Here are the big three national top 10s:
|Player||Baseball America||Baseball Prospectus||Fangraphs|
Obviously, there’s a lot of commonality, particularly between the BA and Fangraphs lists. The placement of Miller depends on how people see his chances of sticking at SS, and how his hit tool will play against more advanced pitching (he had an odd stance in college, with his hands very high, but seems to have made some adjustments in pro ball). It’s good to see all three rank Victor Sanchez in the top 10 despite his age and 2012 level; I understand the “it’s just short-season ball!” argument, but I think what Sanchez was able to do against college-trained hitters at his age was absolutely remarkable. Carter Capps retains his rookie eligibility, having amassed only 30 or so days of service time before the September roster expansion. He’s clearly seen as a reliever, which may have limited his appeal to BP, but I can’t think of many with a higher upside than Capps.
The first real odd pick is Luiz Gohara. Gohara is a lefty the M’s signed out of Brazil this summer, and who’s obviously been generating some breathless reports in the complex leagues this fall. That’s highly encouraging, especially when compared to how many of the M’s recent international free agents have fared in the US, but there’s zero performance data to go on. I don’t think it’s as crazy as some might, but it’s clearly not a mainstream view to have Gohara in the top 10. Similarly, Tyler Pike is a lefty the M’s drafted out of high school in Florida who put together a very good year for the AZL M’s. I think many would balk at ranking him above, say, Brad Miller, based not only on shaky AZL stats but on the fact that his raw stuff isn’t Carter Capps-ian.
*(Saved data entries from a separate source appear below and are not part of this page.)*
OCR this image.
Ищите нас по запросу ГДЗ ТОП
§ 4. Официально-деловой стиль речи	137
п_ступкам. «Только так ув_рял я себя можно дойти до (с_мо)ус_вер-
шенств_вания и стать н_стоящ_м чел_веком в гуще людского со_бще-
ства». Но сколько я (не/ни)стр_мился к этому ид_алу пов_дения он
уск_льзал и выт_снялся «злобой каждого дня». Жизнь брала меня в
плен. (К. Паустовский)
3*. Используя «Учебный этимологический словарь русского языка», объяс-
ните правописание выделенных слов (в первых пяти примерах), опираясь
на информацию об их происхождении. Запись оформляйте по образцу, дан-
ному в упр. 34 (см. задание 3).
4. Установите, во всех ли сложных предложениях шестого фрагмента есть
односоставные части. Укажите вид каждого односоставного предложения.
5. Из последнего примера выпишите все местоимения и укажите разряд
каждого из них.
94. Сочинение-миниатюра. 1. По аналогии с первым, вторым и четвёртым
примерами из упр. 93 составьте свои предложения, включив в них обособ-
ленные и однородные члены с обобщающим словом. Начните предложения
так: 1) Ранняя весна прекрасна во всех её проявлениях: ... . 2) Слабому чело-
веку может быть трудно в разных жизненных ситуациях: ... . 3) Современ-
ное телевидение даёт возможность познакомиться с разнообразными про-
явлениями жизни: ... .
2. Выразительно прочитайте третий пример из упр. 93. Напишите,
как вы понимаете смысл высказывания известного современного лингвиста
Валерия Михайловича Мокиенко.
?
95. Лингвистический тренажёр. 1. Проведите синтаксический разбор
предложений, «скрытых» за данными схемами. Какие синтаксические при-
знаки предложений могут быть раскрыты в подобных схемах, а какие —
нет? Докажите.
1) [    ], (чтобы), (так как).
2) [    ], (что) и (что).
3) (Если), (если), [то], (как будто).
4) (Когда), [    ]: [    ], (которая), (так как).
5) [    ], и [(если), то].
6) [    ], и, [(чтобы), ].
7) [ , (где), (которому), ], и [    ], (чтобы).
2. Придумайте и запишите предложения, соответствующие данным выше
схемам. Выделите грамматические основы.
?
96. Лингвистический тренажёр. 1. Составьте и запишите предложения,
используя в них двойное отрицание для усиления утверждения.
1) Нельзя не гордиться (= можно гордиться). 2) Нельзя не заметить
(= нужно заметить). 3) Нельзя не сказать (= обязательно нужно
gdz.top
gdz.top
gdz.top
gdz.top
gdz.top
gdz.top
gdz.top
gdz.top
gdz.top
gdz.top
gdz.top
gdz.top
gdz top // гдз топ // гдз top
The state of the farm is excellent, though I know hope has turned to cynicism for many M’s fans who’ve heard about a solid system for the past three-four years. The M’s have a fairly stark challenge in front of them: the gap in talent at the big league level demands that they maximize the potential of their prospects. For a variety of reasons (the TV money of the Rangers/Angels, the mixed feelings many free agents appear to have about signing with Seattle, fewer players on the market in any given year, etc.), it’s going to be hard for the M’s to close the gap using free agency. The M’s have a slight advantage against many of their rivals in the ‘raw material’ they have on the farm, but closing the gap means getting more out of it than their competitors. This year had some very encouraging developments, particularly that of Brandon Maurer, the 23rd round pick who battled injuries and ineffectiveness before breaking out in AA. Or Stefen Romero, who played with Maurer in Clinton in 2011 before joining him in laying waste to the Southern League in 2012. Getting value from lower picks like these (or even James Paxton) has kept the M’s from falling further behind Texas. Now they need to take the next step.